Efficient implementation of nematodes-based indices for ecological quality assessment requires fundamental knowledge on their biodiversity and functional patterns along with the drivers that generate these patterns. Though, it is still unclear if nematodes taxonomical attributes are driven by the same environmental drivers as their functional (biological traits) counterparts, or if their taxonomical diversity is also enhanced by their functional diversity. To fill this knowledge gap, we investigated taxonomical (based on nematode genera abundances dataset) and functional attributes: trophic groups (TG) and life history strategies (LHS) of benthic nematodes collected from 35 sampling stations along the Sado Estuary, SW Portugal. Along with biological samples we measured environmental variables in the water and sediments as well as sediment grain size.

Our results demonstrated that taxonomy-based assemblages were mainly structured by the salinity gradient and further by the interplay of granulometry and organic matter content. Contrastingly, trait-based distribution patterns were largely driven by the variations in the above sediment dissolved oxygen concentration. This finding largely draw attention to the role that above sediment dissolved oxygen concentration exerts on nematode assemblages and their functional distribution patterns.

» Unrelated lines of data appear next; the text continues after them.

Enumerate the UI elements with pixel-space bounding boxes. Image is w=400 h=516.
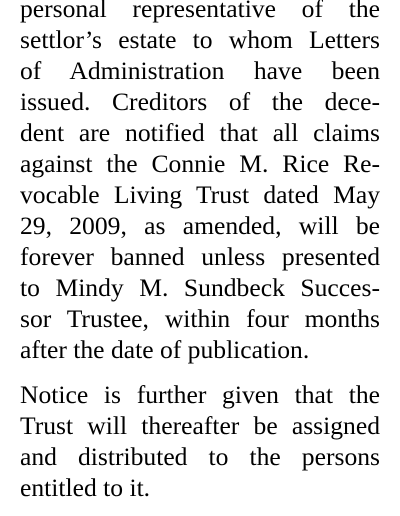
text-line: of Administration have been (20, 56, 380, 85)
text-line: 29, 2009, as amended, will be (20, 211, 380, 240)
text-line: issued. Creditors of the dece- (20, 87, 380, 116)
text-line: sor Trustee, within four months (20, 304, 380, 333)
text-line: personal representative of the (20, 0, 380, 23)
text-line: after the date of publication. (20, 335, 310, 364)
text-line: Trust will thereafter be assigned (20, 411, 380, 440)
text-line: to Mindy M. Sundbeck Succes- (20, 273, 380, 302)
text-line: vocable Living Trust dated May (20, 180, 380, 209)
text-line: settlor’s estate to whom Letters (20, 25, 380, 54)
text-line: Notice is further given that the (20, 380, 380, 409)
text-line: entitled to it. (20, 473, 151, 502)
text-line: forever banned unless presented (20, 242, 380, 271)
text-line: dent are notified that all claims (20, 118, 380, 147)
text-line: and distributed to the persons (20, 442, 380, 471)
paragraph-spacer (20, 365, 380, 379)
paragraph-1 (20, 0, 380, 365)
text-line: against the Connie M. Rice Re- (20, 149, 380, 178)
paragraph-2 (20, 379, 380, 503)
legal-notice-text (20, 0, 380, 503)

Consequently, our results demonstrate that biological traits introduce a new dimensionality in multivariate data that otherwise could not be detected using solely taxonomical information, thereby enhancing our knowledge on ecological gradients existing within an estuary.

Additionally, we found a strong correlation between functional richness (based on the combination of TG and LHS traits) and diversity taxonomic metrics (species richness, Simpson and Shannon diversity), although no correlation was found between taxonomic diversity indices and single nematode ecological indices (ITD index of trophic diversity and MI Maturity Index). Therefore, the combined use of functional traits and its derived metrics was demonstrated to effectively reflect taxonomical diversity presenting reliable and highly complementary information for the assessment and monitoring of marine coastal sediments using benthic nematodes.

有效实施基于线虫的指数进行生态质量评估需要有关其生物多样性和功能模式的基本知识，以及产生这些模式的驱动因素。虽然，目前尚不清楚线虫的分类学特征是否由与其功能（生物学特性）对应物相同的环境驱动因素驱动，或者其分类学多样性是否也因其功能多样性而得到增强。为了填补这一知识空白，我们调查了分类学（基于线虫属丰度数据集）和功能属性：从葡萄牙西南部佐渡河口的35个采样站收集的底栖线虫营养类群（TG）和生活史策略（LHS）。

我们的结果表明，基于分类学的组合主要由盐度梯度构成，并且进一步由粒度分析法和有机物含量的相互作用构成。相反，基于特征的分布模式主要受上述沉积物溶解氧浓度变化的驱动。这一发现在很大程度上引起了人们对以上沉淀物溶解氧浓度对线虫组合及其功能分布模式的作用的关注。因此，我们的结果表明，生物学特征在多变量数据中引入了新的维度，否则只能使用分类信息无法检测到，从而增强了我们对河口内生态梯度的认识。

此外，我们发现功能丰富度（基于TG和LHS性状的组合）与多样性分类指标（物种丰富度，辛普森和香农多样性）之间存在很强的相关性，尽管在分类学多样性指标和单个线虫生态指标之间未发现相关性（营养多样性的ITD指数和MI成熟度指数）。因此，功能性特征及其衍生指标的组合使用被证明可以有效地反映分类学多样性，从而为使用底栖线虫评估和监测海洋沿海沉积物提供可靠且高度互补的信息。